Fly ash is most commonly used as a partial replacement of Portland cement in lightweight oil-well cement systems. The fly ash is a waste material generated during coal combustion to generate energy. The material is facing an imminent phase-out due to global warming issues associated with coal combustion. This study, for the first time, investigates the potential of calcined calcium bentonite as an alternative pozzolanic material in oil-well cementing.

The bentonite was calcined at 830 °C for 3 h. Lightweight cement slurries were formulated at 12.5 ppg using the calcined clay in the ratio of 10%–30% cement replacement and cured at a BHST of 50 °C and a BHP of 1000 psi. The optimum concentration was found to be 20%.

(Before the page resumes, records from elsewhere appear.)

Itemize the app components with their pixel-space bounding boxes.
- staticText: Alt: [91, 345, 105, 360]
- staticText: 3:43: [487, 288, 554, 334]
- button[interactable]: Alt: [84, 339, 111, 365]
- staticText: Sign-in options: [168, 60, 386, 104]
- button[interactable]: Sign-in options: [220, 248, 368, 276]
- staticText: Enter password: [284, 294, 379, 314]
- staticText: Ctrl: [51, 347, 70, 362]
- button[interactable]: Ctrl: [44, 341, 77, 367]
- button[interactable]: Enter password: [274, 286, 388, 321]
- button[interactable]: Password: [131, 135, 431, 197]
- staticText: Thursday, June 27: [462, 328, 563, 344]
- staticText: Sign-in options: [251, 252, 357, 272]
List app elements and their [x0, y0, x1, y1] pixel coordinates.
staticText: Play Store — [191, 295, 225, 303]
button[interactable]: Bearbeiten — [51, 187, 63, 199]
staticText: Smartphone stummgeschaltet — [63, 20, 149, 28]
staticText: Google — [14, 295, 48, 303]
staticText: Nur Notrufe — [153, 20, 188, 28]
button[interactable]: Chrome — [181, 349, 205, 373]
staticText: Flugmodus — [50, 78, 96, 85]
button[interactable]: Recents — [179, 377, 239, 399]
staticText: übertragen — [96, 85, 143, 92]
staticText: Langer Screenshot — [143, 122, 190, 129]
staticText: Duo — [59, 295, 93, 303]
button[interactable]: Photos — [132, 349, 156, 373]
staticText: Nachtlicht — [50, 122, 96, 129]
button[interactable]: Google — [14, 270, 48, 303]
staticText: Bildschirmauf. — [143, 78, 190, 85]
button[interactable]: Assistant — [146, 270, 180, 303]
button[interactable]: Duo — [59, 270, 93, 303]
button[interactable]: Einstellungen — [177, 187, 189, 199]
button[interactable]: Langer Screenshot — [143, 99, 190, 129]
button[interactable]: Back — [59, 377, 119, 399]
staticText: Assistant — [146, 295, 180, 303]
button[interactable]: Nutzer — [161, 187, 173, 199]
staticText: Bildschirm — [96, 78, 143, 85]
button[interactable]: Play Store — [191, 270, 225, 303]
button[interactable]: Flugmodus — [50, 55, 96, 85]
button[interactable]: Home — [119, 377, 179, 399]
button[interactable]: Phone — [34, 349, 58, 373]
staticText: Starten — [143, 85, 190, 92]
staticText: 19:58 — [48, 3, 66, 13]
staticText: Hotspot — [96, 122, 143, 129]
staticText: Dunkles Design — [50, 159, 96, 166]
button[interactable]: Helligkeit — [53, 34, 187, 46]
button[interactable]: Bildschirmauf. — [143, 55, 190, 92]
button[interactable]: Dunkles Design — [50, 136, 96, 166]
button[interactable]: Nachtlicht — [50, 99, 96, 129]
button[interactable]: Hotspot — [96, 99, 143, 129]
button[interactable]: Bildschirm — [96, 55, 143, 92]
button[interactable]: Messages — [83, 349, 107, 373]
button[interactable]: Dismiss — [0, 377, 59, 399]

A comparative study of the calcined calcium bentonite (CCB) and fly ash-based systems designed at 20% cement replacement was performed. The XRD and thermogravimetry analysis showed that CCB and fly ash exhibit similar pozzolanic reactivity and the cement systems designed with these materials show equivalent characteristics in terms of rheology, strength, pore size distribution, porosity, and microstructural properties. The addition of 5%–10% silica fume can be used to further improve the early-age compressive strength of low-density cement systems designed with calcined calcium bentonite.

在轻质油井水泥系统中，粉煤灰最常被用作波特兰水泥的部分替代品。粉煤灰是煤燃烧过程中产生的废料，用于产生能量。由于与燃煤有关的全球变暖问题，该材料即将面临淘汰。这项研究首次研究了煅烧钙膨润土作为油井固井水泥中火山灰替代材料的潜力。

膨润土在830°C下煅烧3 h。使用煅烧粘土以水泥替代量的10％–30％的比例配制轻质水泥浆，含量为12.5 ppg，并在50°C的BHST和1000 psi的BHP下固化。发现最佳浓度为20％。

进行了煅烧钙膨润土（CCB）和粉煤灰基体系（水泥替代量为20％）的比较研究。XRD和热重分析表明，CCB和粉煤灰表现出相似的火山灰反应性，用这些材料设计的水泥体系在流变性，强度，孔径分布，孔隙率和微观结构特性方面表现出相同的特性。添加5％–10％的硅粉可进一步改善采用煅烧钙膨润土设计的低密度水泥体系的早期抗压强度。